Eight PCs loaded with relevant software, an in-kind donation from the Foundation for the Future and the volunteer support of Menlo Park technology consultant Susan Kayton, are available for registered learners and tutors in the Project Read Computer Lab whenever the main Menlo Park Library is open.

In addition to the one-on-one tutor-student matches the program offers, computer lab volunteers are available at various scheduled times or by appointment to help students find resources, such as GED preparation, and English language or typing lessons. New resources are constantly being added, says lab volunteer Mercy Nuesca, who is applying her recently acquired skills from a master's program in library science, as well as the suggestions of tutors and learners, to find new programs.

Perhaps Project Read's greatest challenge at the moment, Ms. Roth says, is to prepare students for the recently revised GED exam, which unlike previous versions will be administered entirely online and will require keyboarding skills for test takers to complete written exercises.

"But even for those folks who aren't ready for the GED, literacy, keyboard and basic computer skills, including email, are becoming essential," she says. "We've had several students tell us they need to use Craigslist if they want to apply for a job as a nanny. When applicants go to Home Depot, Costco or Safeway to apply for a job, they are pointed toward a computer kiosk to complete the application."

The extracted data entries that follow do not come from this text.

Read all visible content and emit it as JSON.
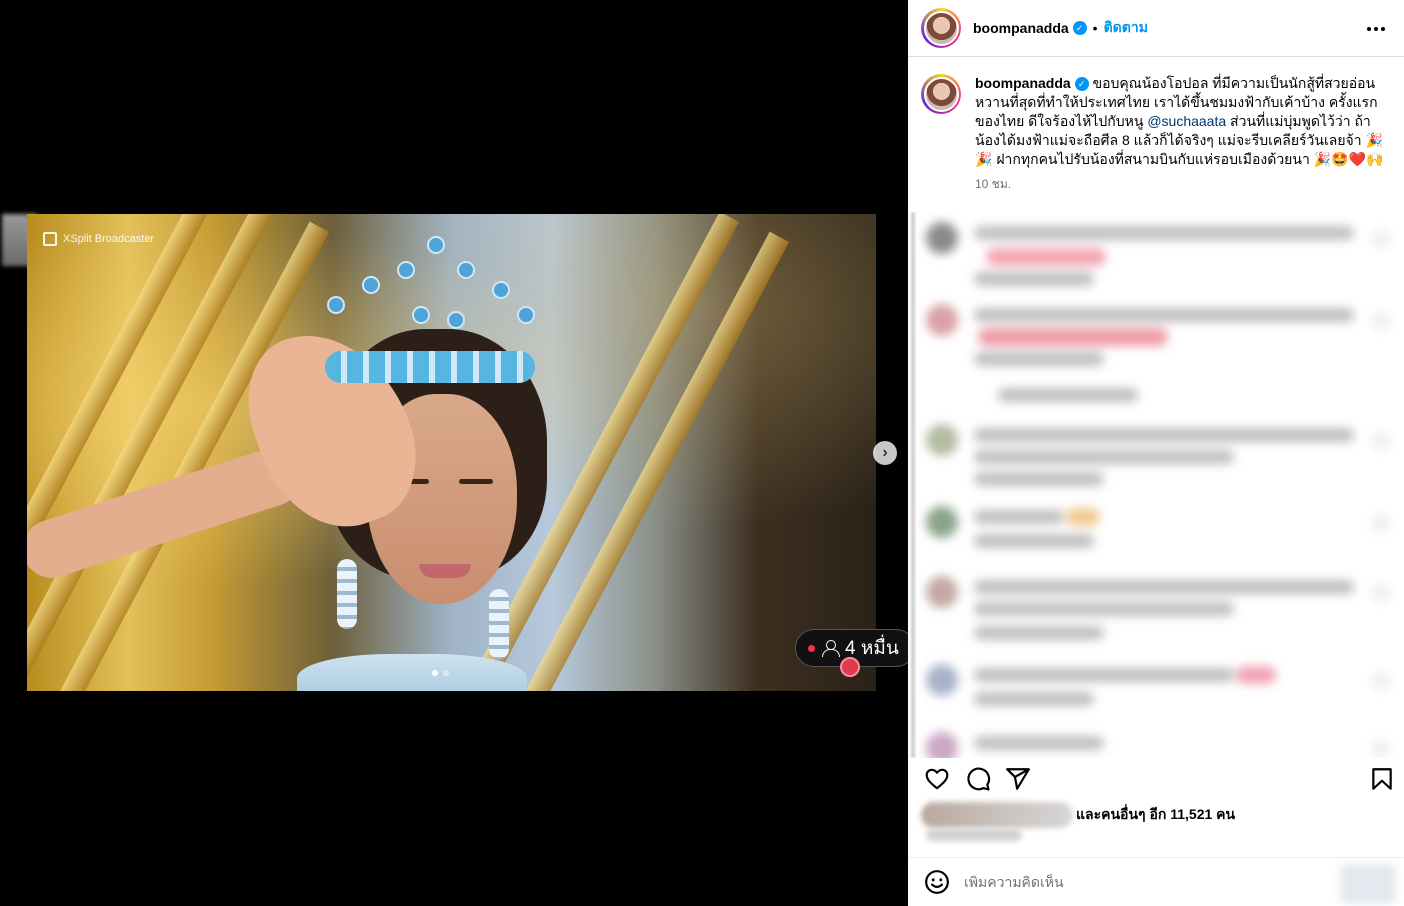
{
  "media": {
    "broadcaster_label": "XSplit Broadcaster",
    "viewer_count": "4 หมื่น",
    "carousel": {
      "total": 2,
      "active": 1
    }
  },
  "header": {
    "username": "boompanadda",
    "separator": "•",
    "follow_label": "ติดตาม"
  },
  "caption": {
    "username": "boompanadda",
    "text_part1": "ขอบคุณน้องโอปอล ที่มีความเป็นนักสู้ที่สวยอ่อนหวานที่สุดที่ทำให้ประเทศไทย เราได้ขึ้นชมมงฟ้ากับเค้าบ้าง ครั้งแรกของไทย ดีใจร้องไห้ไปกับหนู ",
    "mention": "@suchaaata",
    "text_part2": " ส่วนที่แม่บุ่มพูดไว้ว่า ถ้าน้องได้มงฟ้าแม่จะถือศีล 8 แล้วก็ได้จริงๆ แม่จะรีบเคลียร์วันเลยจ้า 🎉 🎉 ฝากทุกคนไปรับน้องที่สนามบินกับแห่รอบเมืองด้วยนา 🎉🤩❤️🙌",
    "time": "10 ชม."
  },
  "actions": {
    "like_icon": "heart-icon",
    "comment_icon": "comment-icon",
    "share_icon": "share-icon",
    "save_icon": "bookmark-icon"
  },
  "likes": {
    "text": "และคนอื่นๆ อีก 11,521 คน"
  },
  "comment_input": {
    "placeholder": "เพิ่มความคิดเห็น"
  },
  "colors": {
    "link": "#0095f6",
    "mention": "#00376b",
    "muted": "#737373"
  }
}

Jessica Bayliss of Menlo Park, education director for Mountain View-based Education Portal, started tutoring in August. So far she has helped her student, Angelica Reyes, keep in touch with her six children's schools, including that of a daughter whose high school expects parents to use email, and with the caregivers for her preschool son with special needs.

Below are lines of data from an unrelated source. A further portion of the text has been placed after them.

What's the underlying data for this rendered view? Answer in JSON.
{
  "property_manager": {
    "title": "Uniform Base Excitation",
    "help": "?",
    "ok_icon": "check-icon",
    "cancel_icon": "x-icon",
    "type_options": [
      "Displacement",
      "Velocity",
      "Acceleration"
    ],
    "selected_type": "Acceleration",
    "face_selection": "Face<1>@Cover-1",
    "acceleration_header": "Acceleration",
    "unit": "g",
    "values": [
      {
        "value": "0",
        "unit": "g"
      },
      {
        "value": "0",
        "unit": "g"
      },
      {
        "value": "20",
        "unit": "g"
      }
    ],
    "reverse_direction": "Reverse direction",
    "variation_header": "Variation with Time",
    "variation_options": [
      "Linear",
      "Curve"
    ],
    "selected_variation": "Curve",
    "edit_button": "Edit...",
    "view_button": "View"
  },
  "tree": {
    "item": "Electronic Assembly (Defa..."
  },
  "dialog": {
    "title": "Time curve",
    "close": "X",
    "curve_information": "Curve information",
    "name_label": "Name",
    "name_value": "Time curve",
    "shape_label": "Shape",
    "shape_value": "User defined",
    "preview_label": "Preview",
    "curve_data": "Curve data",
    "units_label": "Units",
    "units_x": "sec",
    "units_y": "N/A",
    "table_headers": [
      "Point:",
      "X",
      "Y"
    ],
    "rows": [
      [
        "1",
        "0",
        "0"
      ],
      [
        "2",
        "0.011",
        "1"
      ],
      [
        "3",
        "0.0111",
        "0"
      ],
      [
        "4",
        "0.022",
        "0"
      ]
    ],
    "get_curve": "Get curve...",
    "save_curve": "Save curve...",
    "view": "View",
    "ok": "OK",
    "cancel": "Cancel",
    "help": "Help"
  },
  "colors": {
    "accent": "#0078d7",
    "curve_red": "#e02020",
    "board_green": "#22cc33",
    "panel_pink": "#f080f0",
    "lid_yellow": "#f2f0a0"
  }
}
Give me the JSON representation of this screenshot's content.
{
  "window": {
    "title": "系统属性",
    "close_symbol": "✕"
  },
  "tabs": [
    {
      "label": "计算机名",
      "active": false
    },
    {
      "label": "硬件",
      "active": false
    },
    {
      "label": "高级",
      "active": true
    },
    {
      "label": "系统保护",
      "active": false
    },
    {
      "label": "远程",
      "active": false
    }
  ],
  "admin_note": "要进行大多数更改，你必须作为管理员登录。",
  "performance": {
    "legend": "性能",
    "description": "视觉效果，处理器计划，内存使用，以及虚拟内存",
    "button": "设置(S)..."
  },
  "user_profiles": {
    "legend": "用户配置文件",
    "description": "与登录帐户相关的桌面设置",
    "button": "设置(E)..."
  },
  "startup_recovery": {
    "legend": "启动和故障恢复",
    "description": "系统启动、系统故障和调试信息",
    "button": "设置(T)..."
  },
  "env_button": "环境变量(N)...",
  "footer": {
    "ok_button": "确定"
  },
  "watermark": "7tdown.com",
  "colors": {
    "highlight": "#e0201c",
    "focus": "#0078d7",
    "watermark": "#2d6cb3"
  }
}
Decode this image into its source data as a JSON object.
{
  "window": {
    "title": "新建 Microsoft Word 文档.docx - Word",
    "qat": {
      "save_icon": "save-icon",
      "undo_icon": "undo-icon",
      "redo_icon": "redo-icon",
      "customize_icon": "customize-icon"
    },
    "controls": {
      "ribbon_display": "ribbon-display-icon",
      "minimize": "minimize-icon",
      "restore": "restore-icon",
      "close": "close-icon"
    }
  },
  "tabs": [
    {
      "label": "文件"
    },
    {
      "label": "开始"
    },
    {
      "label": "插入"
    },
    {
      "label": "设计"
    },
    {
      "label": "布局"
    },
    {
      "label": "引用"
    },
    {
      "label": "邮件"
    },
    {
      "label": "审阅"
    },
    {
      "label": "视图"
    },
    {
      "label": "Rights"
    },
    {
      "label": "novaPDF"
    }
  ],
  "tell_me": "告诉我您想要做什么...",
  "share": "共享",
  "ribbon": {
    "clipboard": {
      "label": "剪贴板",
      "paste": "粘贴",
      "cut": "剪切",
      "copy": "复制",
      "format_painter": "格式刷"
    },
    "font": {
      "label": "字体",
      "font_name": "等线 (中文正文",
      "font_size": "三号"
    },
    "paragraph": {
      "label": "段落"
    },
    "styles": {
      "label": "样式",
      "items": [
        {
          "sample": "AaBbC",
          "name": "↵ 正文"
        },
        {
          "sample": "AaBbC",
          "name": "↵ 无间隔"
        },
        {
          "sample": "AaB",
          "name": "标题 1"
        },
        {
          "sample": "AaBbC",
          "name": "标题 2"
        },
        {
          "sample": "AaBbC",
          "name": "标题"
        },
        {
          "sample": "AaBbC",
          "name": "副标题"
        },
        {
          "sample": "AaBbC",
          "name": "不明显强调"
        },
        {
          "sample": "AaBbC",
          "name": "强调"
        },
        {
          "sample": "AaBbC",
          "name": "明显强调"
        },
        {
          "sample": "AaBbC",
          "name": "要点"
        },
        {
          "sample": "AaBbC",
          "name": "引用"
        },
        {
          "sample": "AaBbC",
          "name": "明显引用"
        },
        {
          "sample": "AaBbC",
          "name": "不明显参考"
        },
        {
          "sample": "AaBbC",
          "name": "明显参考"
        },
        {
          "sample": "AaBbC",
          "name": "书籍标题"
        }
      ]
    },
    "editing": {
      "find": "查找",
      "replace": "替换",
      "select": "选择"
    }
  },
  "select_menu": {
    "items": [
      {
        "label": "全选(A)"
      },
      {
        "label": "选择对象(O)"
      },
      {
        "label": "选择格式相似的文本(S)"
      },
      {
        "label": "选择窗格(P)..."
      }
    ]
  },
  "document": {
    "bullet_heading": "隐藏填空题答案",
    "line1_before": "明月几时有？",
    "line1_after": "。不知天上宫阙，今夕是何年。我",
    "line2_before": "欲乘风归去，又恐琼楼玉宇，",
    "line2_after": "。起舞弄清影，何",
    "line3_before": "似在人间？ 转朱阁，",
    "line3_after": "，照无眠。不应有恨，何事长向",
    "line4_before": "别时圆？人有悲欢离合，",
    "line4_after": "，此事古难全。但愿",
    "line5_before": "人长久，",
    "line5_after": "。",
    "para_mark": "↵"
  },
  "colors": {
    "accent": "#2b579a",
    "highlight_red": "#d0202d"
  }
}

But it isn't all about technology. When she first came to the Bay Area from El Salvador more than three decades ago, Margarita Joachin of Menlo Park told herself, "I don't need English." Her brother-in-law interpreted what little English she needed when they worked together as janitors.

But her daughter, Cindy, now 27, encouraged her to go to school. Ms. Joachin wanted to sign up for adult school classes, but "they told me I needed to learn some more first."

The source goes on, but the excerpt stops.